As reações extremadas de Cuca, que chegou a falar em largar tudo, a infeliz e explosiva declaração de Cuquinha e o nervosismo que vem se refletindo no semblante, nas ações e nas escolhas dos jogadores dentro de campo, jogo após jogo, revelam que as coisas não andam bem na Cidade do Galo e que o clube não vem tomando, como deveria, os cuidados necessários para enfrentar com equilíbrio e mais eficiência este momento complicado não só para ele, como também para o futebol brasileiro como um todo.

Ora, se para ir longe e, talvez conquistar o título de ponta tão almejado, é preciso fazer e ser diferente, até o mais incauto dos observadores percebe que o Atlético, no futebol, está longe de um nível de mínimo de excelência aceitável.

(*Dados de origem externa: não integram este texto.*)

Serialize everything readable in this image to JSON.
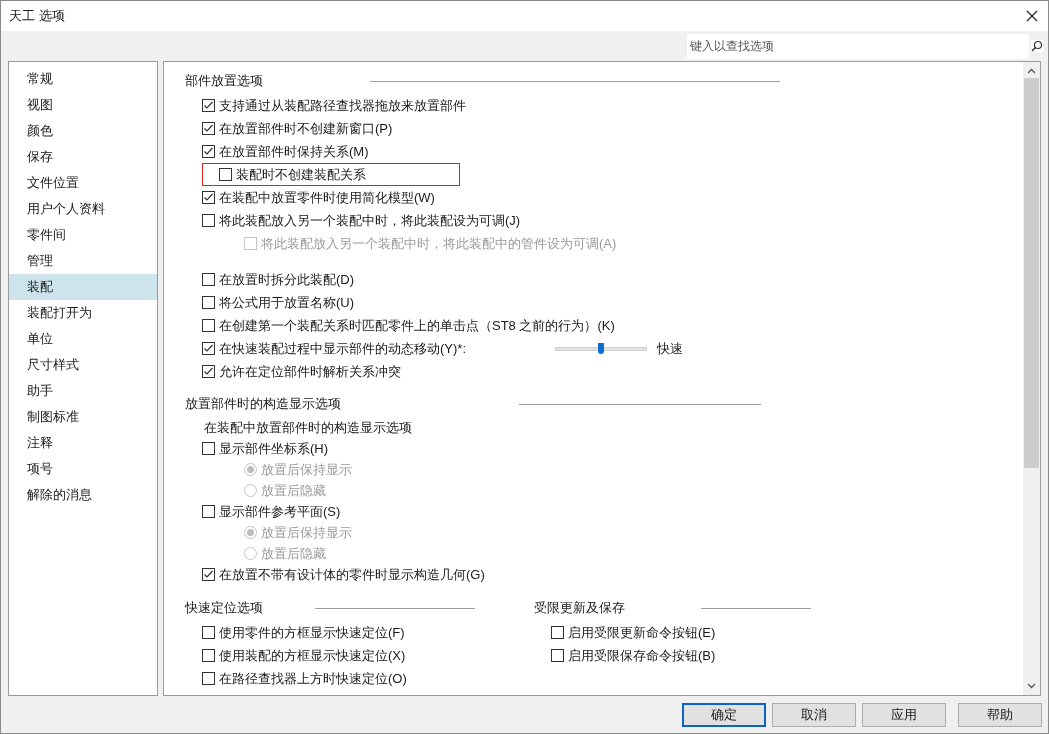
{
  "window": {
    "title": "天工 选项"
  },
  "search": {
    "placeholder": "键入以查找选项"
  },
  "sidebar": {
    "items": [
      {
        "label": "常规",
        "selected": false
      },
      {
        "label": "视图",
        "selected": false
      },
      {
        "label": "颜色",
        "selected": false
      },
      {
        "label": "保存",
        "selected": false
      },
      {
        "label": "文件位置",
        "selected": false
      },
      {
        "label": "用户个人资料",
        "selected": false
      },
      {
        "label": "零件间",
        "selected": false
      },
      {
        "label": "管理",
        "selected": false
      },
      {
        "label": "装配",
        "selected": true
      },
      {
        "label": "装配打开为",
        "selected": false
      },
      {
        "label": "单位",
        "selected": false
      },
      {
        "label": "尺寸样式",
        "selected": false
      },
      {
        "label": "助手",
        "selected": false
      },
      {
        "label": "制图标准",
        "selected": false
      },
      {
        "label": "注释",
        "selected": false
      },
      {
        "label": "项号",
        "selected": false
      },
      {
        "label": "解除的消息",
        "selected": false
      }
    ]
  },
  "sections": [
    {
      "title": "部件放置选项",
      "groups": [
        [
          {
            "kind": "checkbox",
            "label": "支持通过从装配路径查找器拖放来放置部件",
            "checked": true
          },
          {
            "kind": "checkbox",
            "label": "在放置部件时不创建新窗口(P)",
            "checked": true
          },
          {
            "kind": "checkbox",
            "label": "在放置部件时保持关系(M)",
            "checked": true
          },
          {
            "kind": "checkbox",
            "label": "装配时不创建装配关系",
            "checked": false,
            "highlighted": true
          },
          {
            "kind": "checkbox",
            "label": "在装配中放置零件时使用简化模型(W)",
            "checked": true
          },
          {
            "kind": "checkbox",
            "label": "将此装配放入另一个装配中时，将此装配设为可调(J)",
            "checked": false,
            "children": [
              {
                "kind": "checkbox",
                "label": "将此装配放入另一个装配中时，将此装配中的管件设为可调(A)",
                "checked": false,
                "disabled": true
              }
            ]
          }
        ],
        [
          {
            "kind": "checkbox",
            "label": "在放置时拆分此装配(D)",
            "checked": false
          },
          {
            "kind": "checkbox",
            "label": "将公式用于放置名称(U)",
            "checked": false
          },
          {
            "kind": "checkbox",
            "label": "在创建第一个装配关系时匹配零件上的单击点（ST8 之前的行为）(K)",
            "checked": false
          },
          {
            "kind": "checkbox",
            "label": "在快速装配过程中显示部件的动态移动(Y)*:",
            "checked": true,
            "slider": {
              "level": 0.5,
              "label": "快速"
            }
          },
          {
            "kind": "checkbox",
            "label": "允许在定位部件时解析关系冲突",
            "checked": true
          }
        ]
      ]
    },
    {
      "title": "放置部件时的构造显示选项",
      "groups": [
        [
          {
            "kind": "label",
            "label": "在装配中放置部件时的构造显示选项"
          },
          {
            "kind": "checkbox",
            "label": "显示部件坐标系(H)",
            "checked": false,
            "children": [
              {
                "kind": "radio",
                "label": "放置后保持显示",
                "selected": true,
                "disabled": true
              },
              {
                "kind": "radio",
                "label": "放置后隐藏",
                "selected": false,
                "disabled": true
              }
            ]
          },
          {
            "kind": "checkbox",
            "label": "显示部件参考平面(S)",
            "checked": false,
            "children": [
              {
                "kind": "radio",
                "label": "放置后保持显示",
                "selected": true,
                "disabled": true
              },
              {
                "kind": "radio",
                "label": "放置后隐藏",
                "selected": false,
                "disabled": true
              }
            ]
          },
          {
            "kind": "checkbox",
            "label": "在放置不带有设计体的零件时显示构造几何(G)",
            "checked": true
          }
        ]
      ]
    }
  ],
  "columns": [
    {
      "title": "快速定位选项",
      "items": [
        {
          "kind": "checkbox",
          "label": "使用零件的方框显示快速定位(F)",
          "checked": false
        },
        {
          "kind": "checkbox",
          "label": "使用装配的方框显示快速定位(X)",
          "checked": false
        },
        {
          "kind": "checkbox",
          "label": "在路径查找器上方时快速定位(O)",
          "checked": false
        }
      ]
    },
    {
      "title": "受限更新及保存",
      "items": [
        {
          "kind": "checkbox",
          "label": "启用受限更新命令按钮(E)",
          "checked": false
        },
        {
          "kind": "checkbox",
          "label": "启用受限保存命令按钮(B)",
          "checked": false
        }
      ]
    }
  ],
  "buttons": [
    {
      "label": "确定",
      "default": true
    },
    {
      "label": "取消",
      "default": false
    },
    {
      "label": "应用",
      "default": false
    },
    {
      "label": "帮助",
      "default": false
    }
  ]
}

Se administrativa e financeiramente, o clube dá sinais de estar percorrendo um caminho sóbrio e promissor, no futebol o Atlético ainda se mostra muito distante disso. Por isso, mesmo reconhecendo os efeitos nocivos dos percalços em relação aos quais o clube não tem total controle como as lesões e a contaminação pelo Covid, entendo que criticar esta ou aquela diretoria, esta ou aquela medida, é uma ação salutar e legítima. O futebol, tal e qual uma engrenagem, precisa que todas as suas peças e mecanismos estejam funcionando em sintonia.

Assim, indo além da crítica, no artigo “NÃO CREIO EM BRUXAS, MAS QUE ELEAS EXISTEM, EXISTEM”, publicado no Blog Canto do Galo do jornalista e atleticano Eduardo de Ávila, sugeri ao comando atleticano produzir um diagnóstico amplo, impessoal e holístico do clube, onde se perquirisse se as pessoas certas estão de fato no lugar certo.

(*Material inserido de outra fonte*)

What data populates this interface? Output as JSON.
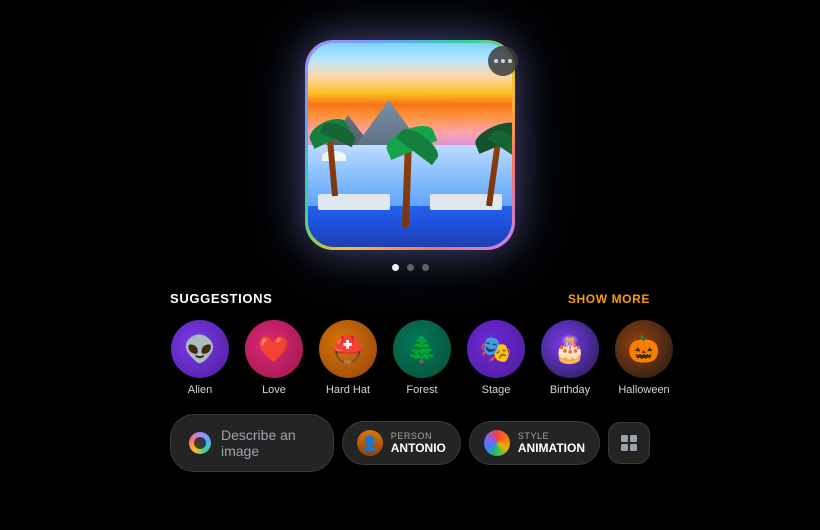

Um diagnóstico livre de impressões e broncas pessoais, a partir do qual os caminhos, as decisões e a medidas deverão ser definidos, afim de que posam ser adotadas as soluções necessárias ao resgate do bom futebol, deverá incluir também e necessariamente uma autocrítica da gestão do futebol.

Vários fatores podem levar um comboio a descarrilhar. Culpar apenas o maquinista fatalmente não evitará novos desastres. A engrenagem atleticana está falhando e não há como esconder.

 

Dois recados finais:

Primeiro, dirigido ao torcedor: quando o trabalho de Sampaoli começou a fazer água, muitos também atribuíram as más atuações a obra e graça de paneleiros. Houve até quem citasse nomes. E, se alguém me pedisse para citar nomes de possíveis sabotadores do trabalho de Cuca eu perguntaria: Quem eu colocaria nessa lista? Aqueles que para mim não deveriam ter sido contratados por não gostar de seu futebol? Ou aqueles que no entender de fulano ou de beltrano deveriam ser vendidos ou dispensados simplesmente porque este ou aquele não gosta deles? Não, caça às bruxas não seria a solução. Ao contrário, insistir apenas nesse caminho seria apenas um formidável tiro no pé.

Segundo, dirigido ao comando: é preciso tomar cuidado para que a delicada situação financeira do clube não continue sendo utilizada como muleta e desculpa para as omissões e os erros que estão minando o futebol atleticano, com reflexos claros e inescondíveis em todas as divisões do clube.

Nem sempre ao mar e nem sempre à terra. Esse 8 ou 80, esse tudo ou nada, tem que ser exorcizado definitivamente da vida do Glorioso.